The problem is, plenty of people have been executed in situations they believed to have compete proof.
I mean, we can't say it's beyond the possibility of reason that say - physical evidence was planted (enough to qualify in the eyes of many of perfect evidence).
Regardless as to how people feel about how just/unjust the death penalty may be, killing the wrong people will inevitably happen as our justice system is fallible (no matter how high we set the bar).
Agreed, else why would people still be doing crimes.
Indeed, it has a chance of escalating a criminal to do more than he had intentionally or not planned (or unplanned) on doing.

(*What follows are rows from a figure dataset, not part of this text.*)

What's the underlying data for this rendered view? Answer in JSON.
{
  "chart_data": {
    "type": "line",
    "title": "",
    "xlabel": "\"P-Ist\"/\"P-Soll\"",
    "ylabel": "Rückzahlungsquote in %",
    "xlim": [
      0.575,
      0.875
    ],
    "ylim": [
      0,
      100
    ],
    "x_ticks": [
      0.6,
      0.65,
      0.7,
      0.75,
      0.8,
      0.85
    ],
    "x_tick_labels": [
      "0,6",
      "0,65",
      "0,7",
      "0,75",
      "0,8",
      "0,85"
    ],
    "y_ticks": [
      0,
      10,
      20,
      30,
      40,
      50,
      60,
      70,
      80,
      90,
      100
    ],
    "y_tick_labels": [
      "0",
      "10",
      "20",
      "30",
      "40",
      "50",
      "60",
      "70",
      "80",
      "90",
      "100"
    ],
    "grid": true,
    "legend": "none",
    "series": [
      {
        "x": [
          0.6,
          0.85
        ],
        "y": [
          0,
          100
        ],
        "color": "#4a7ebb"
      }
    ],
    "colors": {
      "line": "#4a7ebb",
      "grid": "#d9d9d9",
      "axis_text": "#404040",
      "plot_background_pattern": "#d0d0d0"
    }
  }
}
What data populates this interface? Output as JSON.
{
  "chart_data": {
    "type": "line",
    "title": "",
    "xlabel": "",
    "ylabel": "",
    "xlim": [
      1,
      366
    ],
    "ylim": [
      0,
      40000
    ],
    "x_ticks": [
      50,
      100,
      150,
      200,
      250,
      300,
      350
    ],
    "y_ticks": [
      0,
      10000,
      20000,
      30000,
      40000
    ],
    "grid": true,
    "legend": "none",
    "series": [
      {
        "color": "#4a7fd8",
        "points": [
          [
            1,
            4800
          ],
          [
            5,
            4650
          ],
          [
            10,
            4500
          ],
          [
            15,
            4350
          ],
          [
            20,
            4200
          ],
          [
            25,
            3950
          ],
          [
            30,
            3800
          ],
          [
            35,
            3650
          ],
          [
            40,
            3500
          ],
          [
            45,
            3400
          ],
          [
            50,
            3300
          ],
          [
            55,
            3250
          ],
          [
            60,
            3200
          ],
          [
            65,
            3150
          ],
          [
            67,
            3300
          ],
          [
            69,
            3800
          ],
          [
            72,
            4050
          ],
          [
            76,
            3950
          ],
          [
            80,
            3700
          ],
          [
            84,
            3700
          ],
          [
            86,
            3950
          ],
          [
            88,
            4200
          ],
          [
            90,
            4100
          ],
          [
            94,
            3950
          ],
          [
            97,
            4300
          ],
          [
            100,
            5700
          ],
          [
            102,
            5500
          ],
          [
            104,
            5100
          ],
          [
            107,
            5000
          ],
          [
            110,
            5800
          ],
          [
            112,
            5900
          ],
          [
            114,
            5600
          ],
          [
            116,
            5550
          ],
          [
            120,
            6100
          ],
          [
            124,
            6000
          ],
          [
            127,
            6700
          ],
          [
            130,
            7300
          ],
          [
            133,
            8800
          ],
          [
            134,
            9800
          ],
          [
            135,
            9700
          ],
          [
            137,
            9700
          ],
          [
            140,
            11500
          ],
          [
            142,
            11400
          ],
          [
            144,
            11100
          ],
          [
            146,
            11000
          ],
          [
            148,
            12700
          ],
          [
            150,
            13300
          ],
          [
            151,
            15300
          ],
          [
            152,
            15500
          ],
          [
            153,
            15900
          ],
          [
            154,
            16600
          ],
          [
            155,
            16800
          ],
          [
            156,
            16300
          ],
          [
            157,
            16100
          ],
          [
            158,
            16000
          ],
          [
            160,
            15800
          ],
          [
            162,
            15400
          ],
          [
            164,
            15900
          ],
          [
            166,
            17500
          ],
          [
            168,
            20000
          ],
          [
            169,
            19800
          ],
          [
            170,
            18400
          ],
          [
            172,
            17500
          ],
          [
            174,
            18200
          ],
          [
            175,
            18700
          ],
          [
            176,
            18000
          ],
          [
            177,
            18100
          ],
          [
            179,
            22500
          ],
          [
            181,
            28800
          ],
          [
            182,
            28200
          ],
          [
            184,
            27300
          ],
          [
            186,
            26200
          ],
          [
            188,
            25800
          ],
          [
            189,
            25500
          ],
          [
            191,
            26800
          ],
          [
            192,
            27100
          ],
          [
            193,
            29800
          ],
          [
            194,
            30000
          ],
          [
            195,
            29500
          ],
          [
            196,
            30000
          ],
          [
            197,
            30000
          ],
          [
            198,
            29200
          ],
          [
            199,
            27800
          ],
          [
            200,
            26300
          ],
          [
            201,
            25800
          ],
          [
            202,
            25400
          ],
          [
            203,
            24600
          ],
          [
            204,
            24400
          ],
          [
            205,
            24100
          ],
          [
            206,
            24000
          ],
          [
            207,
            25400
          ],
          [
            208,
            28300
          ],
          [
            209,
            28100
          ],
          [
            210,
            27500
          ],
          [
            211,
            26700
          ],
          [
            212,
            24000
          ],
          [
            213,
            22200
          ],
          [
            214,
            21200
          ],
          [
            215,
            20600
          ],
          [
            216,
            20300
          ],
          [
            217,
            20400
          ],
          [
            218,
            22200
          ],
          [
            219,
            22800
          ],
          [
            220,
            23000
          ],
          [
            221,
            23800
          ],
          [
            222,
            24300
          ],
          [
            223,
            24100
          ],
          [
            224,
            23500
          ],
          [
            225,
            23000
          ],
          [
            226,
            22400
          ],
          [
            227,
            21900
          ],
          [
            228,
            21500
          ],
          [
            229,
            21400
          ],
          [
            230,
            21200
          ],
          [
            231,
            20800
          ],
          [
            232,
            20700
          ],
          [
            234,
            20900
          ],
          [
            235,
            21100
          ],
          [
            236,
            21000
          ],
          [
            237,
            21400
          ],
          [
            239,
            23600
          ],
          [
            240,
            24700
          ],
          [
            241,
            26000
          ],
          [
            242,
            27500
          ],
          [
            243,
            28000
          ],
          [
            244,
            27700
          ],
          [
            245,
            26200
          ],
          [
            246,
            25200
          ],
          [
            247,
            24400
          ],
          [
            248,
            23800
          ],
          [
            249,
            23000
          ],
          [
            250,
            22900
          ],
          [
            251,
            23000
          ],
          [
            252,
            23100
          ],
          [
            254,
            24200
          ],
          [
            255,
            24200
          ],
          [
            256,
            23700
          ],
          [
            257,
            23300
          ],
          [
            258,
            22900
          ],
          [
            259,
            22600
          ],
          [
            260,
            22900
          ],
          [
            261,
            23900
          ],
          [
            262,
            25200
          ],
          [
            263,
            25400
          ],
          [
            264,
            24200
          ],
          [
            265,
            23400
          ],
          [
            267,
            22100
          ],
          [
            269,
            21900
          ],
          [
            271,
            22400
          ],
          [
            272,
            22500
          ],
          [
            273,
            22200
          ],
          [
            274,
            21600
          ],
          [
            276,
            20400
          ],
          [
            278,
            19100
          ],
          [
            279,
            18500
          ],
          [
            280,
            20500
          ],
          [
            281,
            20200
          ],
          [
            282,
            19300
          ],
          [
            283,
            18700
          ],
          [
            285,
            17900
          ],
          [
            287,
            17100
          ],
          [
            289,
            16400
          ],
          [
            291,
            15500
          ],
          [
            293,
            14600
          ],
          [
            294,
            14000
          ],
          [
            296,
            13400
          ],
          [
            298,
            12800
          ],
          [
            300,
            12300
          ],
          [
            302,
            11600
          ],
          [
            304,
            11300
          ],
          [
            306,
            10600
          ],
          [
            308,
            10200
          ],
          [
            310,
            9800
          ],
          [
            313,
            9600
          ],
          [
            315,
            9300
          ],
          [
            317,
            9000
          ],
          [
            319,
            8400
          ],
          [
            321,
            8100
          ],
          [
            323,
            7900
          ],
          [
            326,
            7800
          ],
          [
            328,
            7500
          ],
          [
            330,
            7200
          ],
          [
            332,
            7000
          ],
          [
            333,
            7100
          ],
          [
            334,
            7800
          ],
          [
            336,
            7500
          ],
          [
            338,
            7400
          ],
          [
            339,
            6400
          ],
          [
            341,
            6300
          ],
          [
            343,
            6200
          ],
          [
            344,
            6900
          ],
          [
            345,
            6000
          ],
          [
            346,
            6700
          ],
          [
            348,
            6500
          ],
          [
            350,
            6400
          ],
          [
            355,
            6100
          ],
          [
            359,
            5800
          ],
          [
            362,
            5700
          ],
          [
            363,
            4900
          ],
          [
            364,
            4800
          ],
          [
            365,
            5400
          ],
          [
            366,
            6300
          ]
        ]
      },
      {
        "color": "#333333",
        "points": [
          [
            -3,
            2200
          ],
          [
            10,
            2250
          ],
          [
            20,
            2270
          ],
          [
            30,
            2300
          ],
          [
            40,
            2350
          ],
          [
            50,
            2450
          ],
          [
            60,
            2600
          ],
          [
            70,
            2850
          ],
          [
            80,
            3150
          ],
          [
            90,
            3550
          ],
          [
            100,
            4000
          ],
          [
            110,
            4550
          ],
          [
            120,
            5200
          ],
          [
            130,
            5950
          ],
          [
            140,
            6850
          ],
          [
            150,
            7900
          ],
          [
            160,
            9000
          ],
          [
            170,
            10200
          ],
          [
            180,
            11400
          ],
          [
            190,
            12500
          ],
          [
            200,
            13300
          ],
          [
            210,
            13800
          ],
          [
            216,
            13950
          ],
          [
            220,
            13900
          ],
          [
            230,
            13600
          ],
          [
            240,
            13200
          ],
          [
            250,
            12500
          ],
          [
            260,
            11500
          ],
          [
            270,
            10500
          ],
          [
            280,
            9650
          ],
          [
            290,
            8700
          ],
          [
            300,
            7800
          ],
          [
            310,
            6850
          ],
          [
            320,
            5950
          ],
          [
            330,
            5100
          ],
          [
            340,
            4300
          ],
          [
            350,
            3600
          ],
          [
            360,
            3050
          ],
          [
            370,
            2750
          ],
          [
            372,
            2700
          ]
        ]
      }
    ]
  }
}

Absolutely correct - and there are also chances that people will offer compassion and forgiveness (a concept 99% of people are unable to accept, but it does happen.)
It forces a moral code that basically makes killing "okay" in the right circumstances which I'm vehemently against and very uncomfortable with.
I believe that if you put positive energy out in the world, in general people react positively - the more positivity you put upon others, the more likely you are to get it back. Whether that is "karma" or not, I do not know (I don't follow a Buddhist lifestyle) but the concept of "treat those the way you wish to be treated" ties in well with this concept.
Oh I agree from a behavioural point of view, but the Karma aspect implies that a persons actions result in consequences (which isn't quite the same), as it goes beyond the rational causal relationships you mentioned into the lands of mysticism.
It's similar to that rubbish 'laws of attraction' stuff in 'the secret', as with many things - it takes an element of reality, then bolts on some additional tosh to the point of absurdity.